I get nearer the hole. Cherry doesn’t back away
this time. I put out my hand. Slowly she creeps her hand forward until our
fingertips are just touching. I was right. She’s real. A ghost hiding in her own
bones.

“Jesus, Cherry, all you have to do is let go. Get
out of this body. Get out of the ghost realm. Go on to wherever it is you’re
supposed to go.”

“No!” she says. “Do you think Heaven is waiting for
me with open arms? We both know where I’m going, and as long as these bones hold
together, I’m staying right here.”

“I can help you when you get to Hell. Like you
said, I couldn’t save you when you were alive. Maybe I can help now that you’re
dead. But you have to let go.”

She crawls closer to the tunnel opening. I can see
her lipless smile and eye sockets full of dirt and dry plant roots. I want to
look away but I don’t.

“Where do you stay when you’re not stalking
me?”

“I moved into an old cemetery in a field of old
cemeteries. It’s the strangest place. Full of aetheric ghosts and physical
ghosts like me.”

She makes a sound that’s almost like a laugh.

“There’s practically a traffic jam with us
tunnelers. We have to be careful digging or we can fall into each other’s
chambers.”

“What do you mean by a field of cemeteries? What
the hell is that?”

“It’s like a cemetery for cemeteries. Or a garden
where some kind soul has planted the dead and where we live. Go ask Teddy
Osterberg. He’s the one who collects the cemeteries. I’m just one of the flowers
in his garden.”

“So the little girl is killing Sub Rosas,
civilians, and now ghosts. She tried to kill the other Stark, so she’s tried to
kill an angel. Do you know anything about him?”

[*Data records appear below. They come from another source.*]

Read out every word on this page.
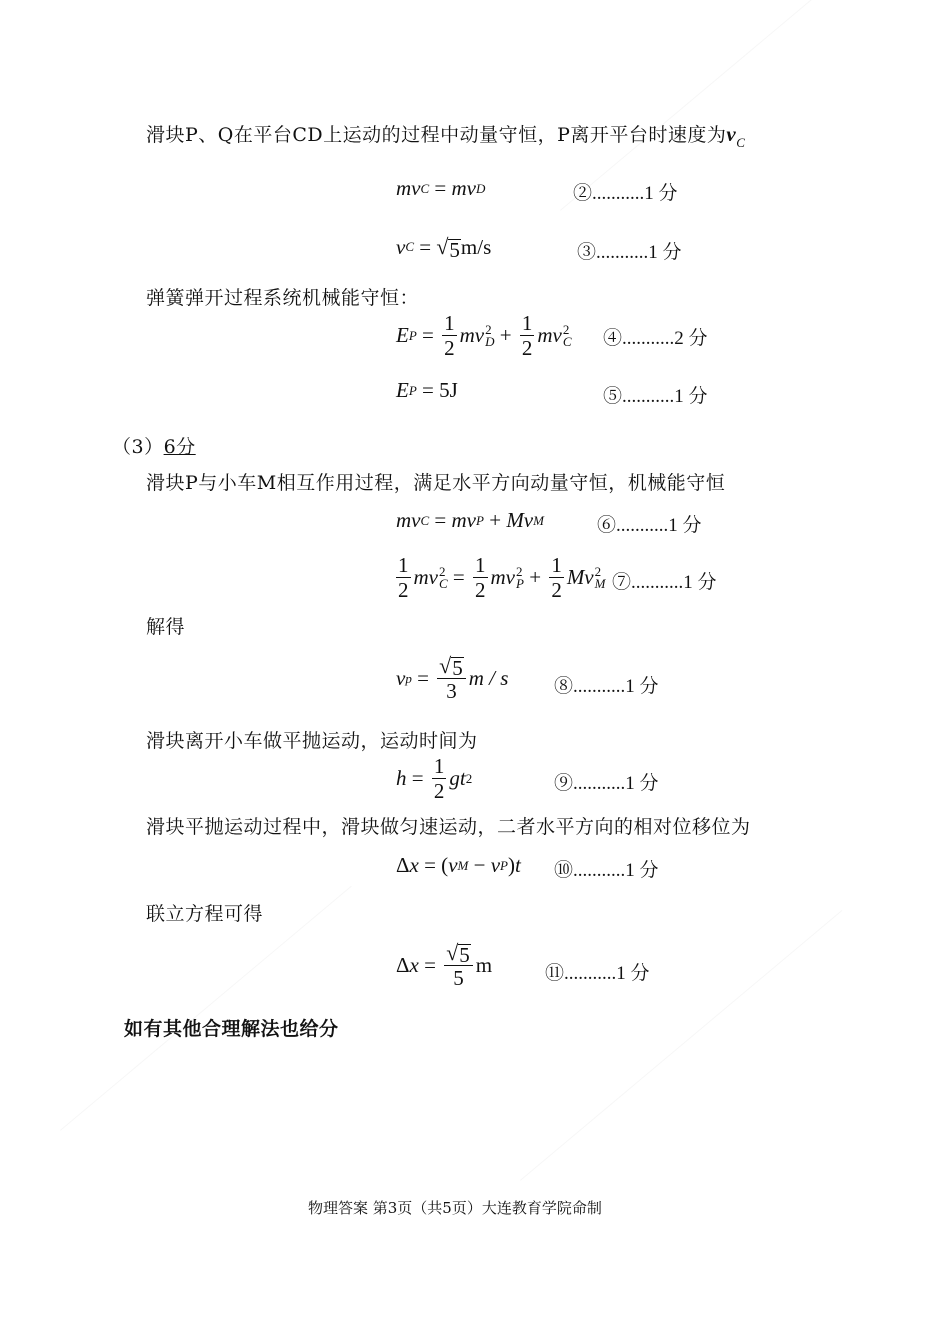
滑块P、Q在平台CD上运动的过程中动量守恒，P离开平台时速度为$v_C$
mv C = mv D	②...........1 分
v C = √ 5 m/s	③...........1 分
弹簧弹开过程系统机械能守恒：
E $P = \frac{1}{2}$ mv 2
$D + \frac{1}{2}$ mv 2
C ④...........2 分
E P = 5J	⑤...........1 分
（3）6分
滑块P与小车M相互作用过程，满足水平方向动量守恒，机械能守恒
mv C = mv P + Mv M	⑥...........1 分
$\frac{1}{2}$ mv 2
$C = \frac{1}{2}$ mv 2
$P + \frac{1}{2}$ Mv 2
M ⑦...........1 分
解得
v $p = \frac{√ 5}{3}$ m / s ⑧...........1 分
滑块离开小车做平抛运动，运动时间为
$h = \frac{1}{2}$ gt 2	⑨...........1 分
滑块平抛运动过程中，滑块做匀速运动，二者水平方向的相对位移位为
Δ x = ( v M − v P ) t ⑩...........1 分
联立方程可得
Δ $x = \frac{√ 5}{5}$ m	⑪...........1 分
如有其他合理解法也给分
物理答案 第3页（共5页）大连教育学院命制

“Other Stark? He’s prettier than you. Like you in
the olden days. Now you’re a mess. A girl likes a few scars. They give a man
character. But you don’t have a shot with me anymore, darling.”

“Does anyone call the Tenebrae Blue Heaven?”

“I’m afraid we’re plain old Tenebrae. Tell me
you’ll help us.”

I reach into my pockets for a Malediction and
remember I gave my last one away. Anyway, Cherry wouldn’t want me smoking.
Dried-out corpses are perfect kindling.

“If Teddy Osterberg collects the dead, he could be
connected to the girl and I know the girl is connected to Saint James. I’ll
check him out. Maybe I can help both of us.”